The scientific name for the pineapple guava is Feijoa sellowiana. After a few years of growing my Feijoa plants I finally found them producing fruit around Halloween. I quickly went to the Google for information on how to tell if the small, green, egg-shaped fruit was ripe. It turned out they are ready to go when the fruit falls off the plant by itself or from a light touch. The next day I picked a couple freshly fallen fruits off the ground and gave them a taste.
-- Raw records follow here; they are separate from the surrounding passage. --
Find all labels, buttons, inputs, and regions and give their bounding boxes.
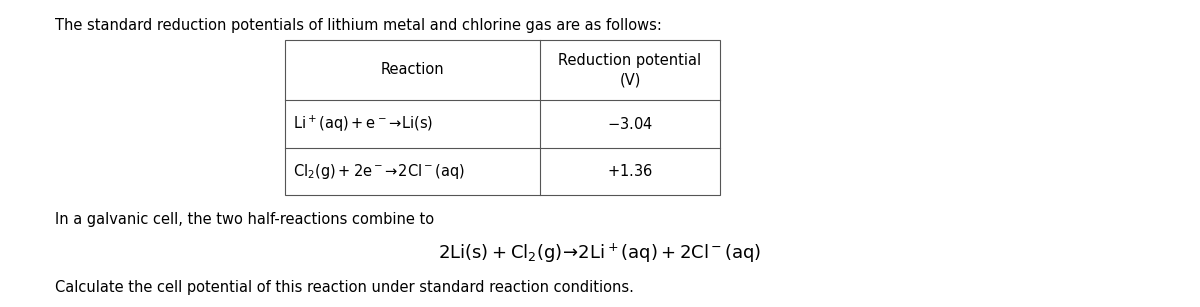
Text: $\mathrm{Li^+(aq) + e^-\!\rightarrow\!Li(s)}$: $\mathrm{Li^+(aq) + e^-\!\rightarrow\!Li… <box>293 114 433 134</box>
Text: In a galvanic cell, the two half-reactions combine to: In a galvanic cell, the two half-reactio… <box>55 212 434 227</box>
Bar <box>286 40 720 195</box>
Text: $\mathrm{2Li(s) + Cl_2(g)\!\rightarrow\!2Li^+(aq) + 2Cl^-(aq)}$: $\mathrm{2Li(s) + Cl_2(g)\!\rightarrow\!… <box>438 242 762 265</box>
Text: The standard reduction potentials of lithium metal and chlorine gas are as follo: The standard reduction potentials of lit… <box>55 18 662 33</box>
Text: Reduction potential
(V): Reduction potential (V) <box>558 52 702 87</box>
Text: Calculate the cell potential of this reaction under standard reaction conditions: Calculate the cell potential of this rea… <box>55 280 634 295</box>
Text: $\mathrm{Cl_2(g) + 2e^-\!\rightarrow\!2Cl^-(aq)}$: $\mathrm{Cl_2(g) + 2e^-\!\rightarrow\!2C… <box>293 162 464 181</box>
Text: Reaction: Reaction <box>380 63 444 77</box>
Text: $+1.36$: $+1.36$ <box>607 164 653 180</box>
Text: $-3.04$: $-3.04$ <box>607 116 653 132</box>
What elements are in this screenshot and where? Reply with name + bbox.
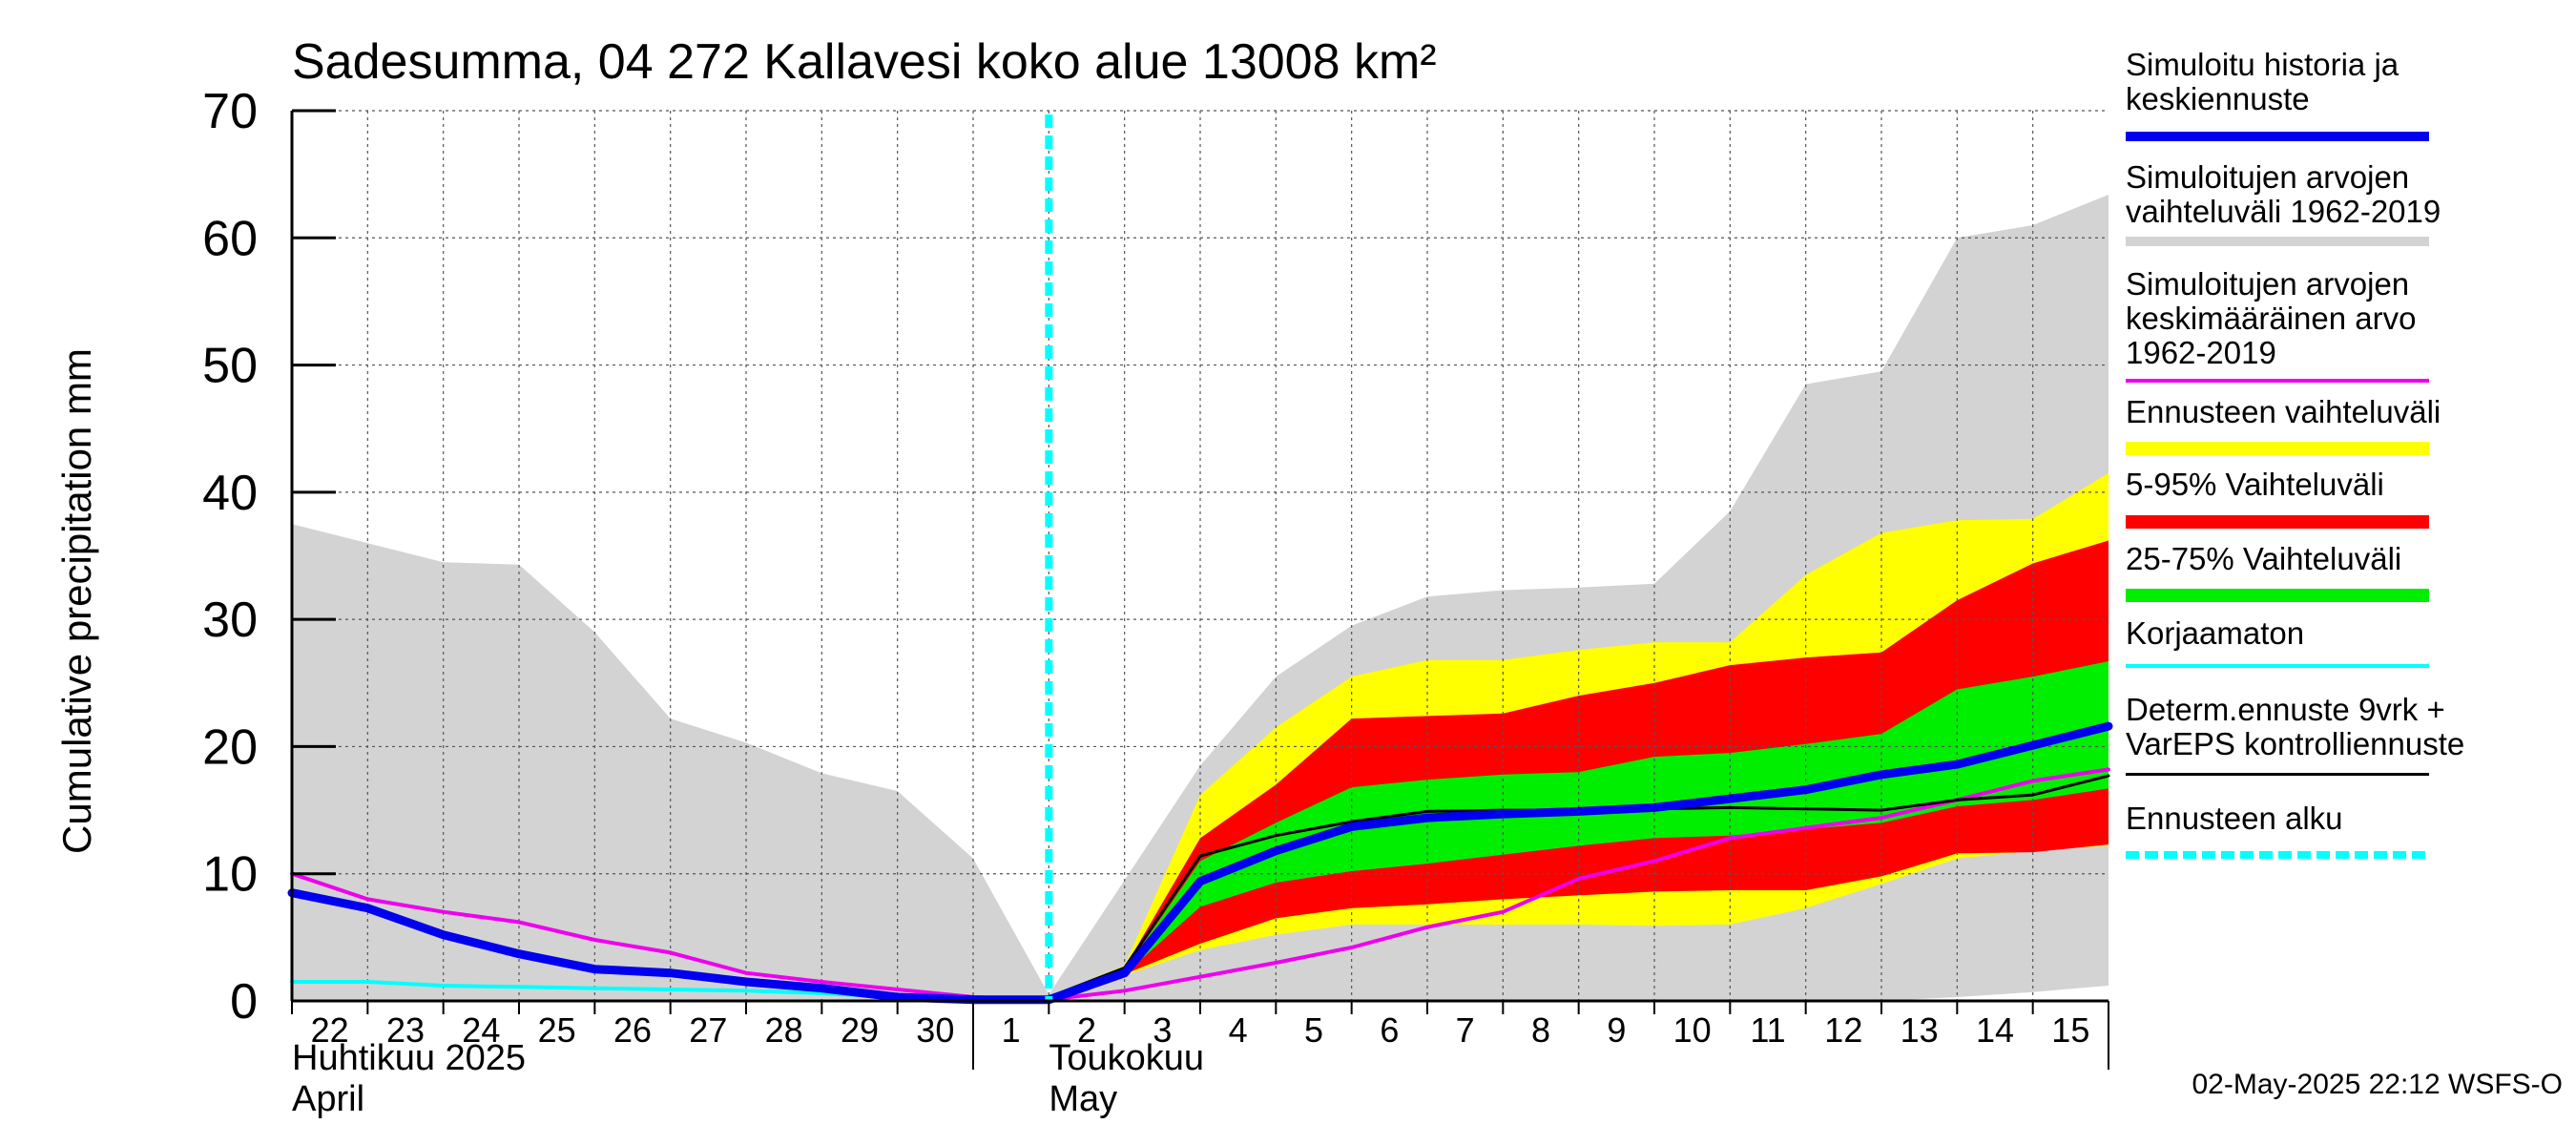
legend-label: 5-95% Vaihteluväli (2126, 467, 2384, 502)
x-tick-label: 23 (386, 1010, 425, 1050)
x-tick-label: 26 (613, 1010, 652, 1050)
band-ff0000 (1049, 540, 2109, 997)
legend-item-25-75: 25-75% Vaihteluväli (2126, 542, 2565, 616)
x-tick-label: 12 (1824, 1010, 1862, 1050)
y-tick-label: 70 (202, 84, 258, 139)
month-label-fi: Huhtikuu 2025 (292, 1038, 526, 1078)
y-tick-label: 40 (202, 466, 258, 521)
x-tick-label: 6 (1380, 1010, 1399, 1050)
x-tick-label: 3 (1153, 1010, 1172, 1050)
chart-title: Sadesumma, 04 272 Kallavesi koko alue 13… (292, 34, 1437, 90)
legend-item-uncorrected: Korjaamaton (2126, 616, 2565, 693)
month-label-en: May (1049, 1079, 1117, 1119)
x-tick-label: 7 (1456, 1010, 1475, 1050)
legend-swatch-magenta (2126, 379, 2429, 383)
legend-item-sim-mean: Simuloitujen arvojen keskimääräinen arvo… (2126, 267, 2565, 385)
legend-item-history-mean: Simuloitu historia ja keskiennuste (2126, 48, 2565, 141)
y-tick-label: 60 (202, 211, 258, 266)
x-tick-label: 5 (1304, 1010, 1323, 1050)
x-tick-label: 29 (841, 1010, 879, 1050)
y-tick-label: 50 (202, 339, 258, 394)
legend-label: Simuloitujen arvojen vaihteluväli 1962-2… (2126, 159, 2441, 229)
legend-swatch-gray (2126, 237, 2429, 246)
legend-swatch-green (2126, 589, 2429, 602)
series-line-ee00ee (290, 767, 2110, 1002)
legend-label: Simuloitu historia ja keskiennuste (2126, 47, 2399, 116)
x-tick-label: 24 (462, 1010, 500, 1050)
legend-label: Ennusteen alku (2126, 801, 2343, 836)
series-line-0000ee (287, 721, 2113, 1005)
y-tick-label: 30 (202, 593, 258, 648)
y-axis-label: Cumulative precipitation mm (54, 348, 99, 854)
x-tick-label: 8 (1531, 1010, 1550, 1050)
series-lines (287, 114, 2113, 1005)
legend-item-forecast-start: Ennusteen alku (2126, 802, 2565, 859)
x-tick-label: 25 (538, 1010, 576, 1050)
x-tick-label: 27 (689, 1010, 727, 1050)
legend-swatch-yellow (2126, 442, 2429, 455)
legend-swatch-cyan (2126, 664, 2429, 668)
x-tick-label: 2 (1077, 1010, 1096, 1050)
x-tick-label: 28 (765, 1010, 803, 1050)
legend-swatch-blue (2126, 132, 2429, 141)
legend-label: Determ.ennuste 9vrk + VarEPS kontrollien… (2126, 692, 2465, 761)
legend-label: Ennusteen vaihteluväli (2126, 394, 2441, 429)
axes (290, 109, 2109, 1070)
x-tick-label: 14 (1976, 1010, 2014, 1050)
x-tick-label: 9 (1607, 1010, 1626, 1050)
legend-item-5-95: 5-95% Vaihteluväli (2126, 468, 2565, 542)
x-tick-label: 15 (2051, 1010, 2089, 1050)
legend-swatch-black (2126, 773, 2429, 776)
legend-label: 25-75% Vaihteluväli (2126, 541, 2402, 576)
legend-label: Korjaamaton (2126, 615, 2305, 651)
y-tick-label: 20 (202, 719, 258, 775)
y-tick-label: 0 (230, 974, 258, 1030)
x-tick-label: 11 (1750, 1010, 1785, 1050)
x-tick-label: 4 (1229, 1010, 1248, 1050)
footer-timestamp: 02-May-2025 22:12 WSFS-O (2192, 1069, 2564, 1100)
x-tick-label: 1 (1002, 1010, 1021, 1050)
y-tick-label: 10 (202, 847, 258, 903)
legend-label: Simuloitujen arvojen keskimääräinen arvo… (2126, 266, 2417, 370)
band-00ee00 (1049, 661, 2109, 997)
month-label-fi: Toukokuu (1049, 1038, 1204, 1078)
x-tick-label: 22 (311, 1010, 349, 1050)
legend-item-forecast-range: Ennusteen vaihteluväli (2126, 395, 2565, 464)
legend-item-determ-forecast: Determ.ennuste 9vrk + VarEPS kontrollien… (2126, 693, 2565, 800)
x-tick-label: 10 (1673, 1010, 1712, 1050)
legend-swatch-red (2126, 515, 2429, 529)
month-label-en: April (292, 1079, 364, 1119)
legend-swatch-cyan-dashed (2126, 851, 2429, 859)
x-tick-label: 30 (916, 1010, 954, 1050)
legend-item-sim-range: Simuloitujen arvojen vaihteluväli 1962-2… (2126, 160, 2565, 267)
legend: Simuloitu historia ja keskiennuste Simul… (2126, 48, 2565, 859)
x-tick-label: 13 (1901, 1010, 1939, 1050)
It should be said that I have a terrible palate for taste. I attribute this to years of addiction to very spicy foods. I think that over time I just nuked my taste buds. I stopped going to wine tastings because I could never pick up any of the odd flavor notes that were supposed to be emanating from the particular vintage I was swilling. Nevertheless, the pineapple guava was a revelation. It tasted at once tropical and citrus-like with something like strawberry thrown in for good measure. I quickly consumed all of the fruit that was ripe.
Those plants became my first destination every morning until the fruit was gone. I have never found pineapple guava in a store. I have heard that some folks have found them at farmers’ markets on occasion, but I certainly haven’t. When my subsequent research yielded no commercial producers for this specialty crop in California I knew I had to give it a try. When I bring it up to people who have actually tasted a pineapple guava before they get very excited. It has been suggested to me that it would add amazing flavor to a kombucha or mead blend.
In addition to its unique flavor, Feijoa is drought tolerant and virtually disease and pest free. At Flyway Farm in Davis I have decided to put in about 40 plants in two hedgerows and put it to the test. I am prepping the ground and setting up irrigation while I seek out a source for some of the more productive varieties. I plan to get them in the ground this fall so that you too can soon share the unique experience that is pineapple guava.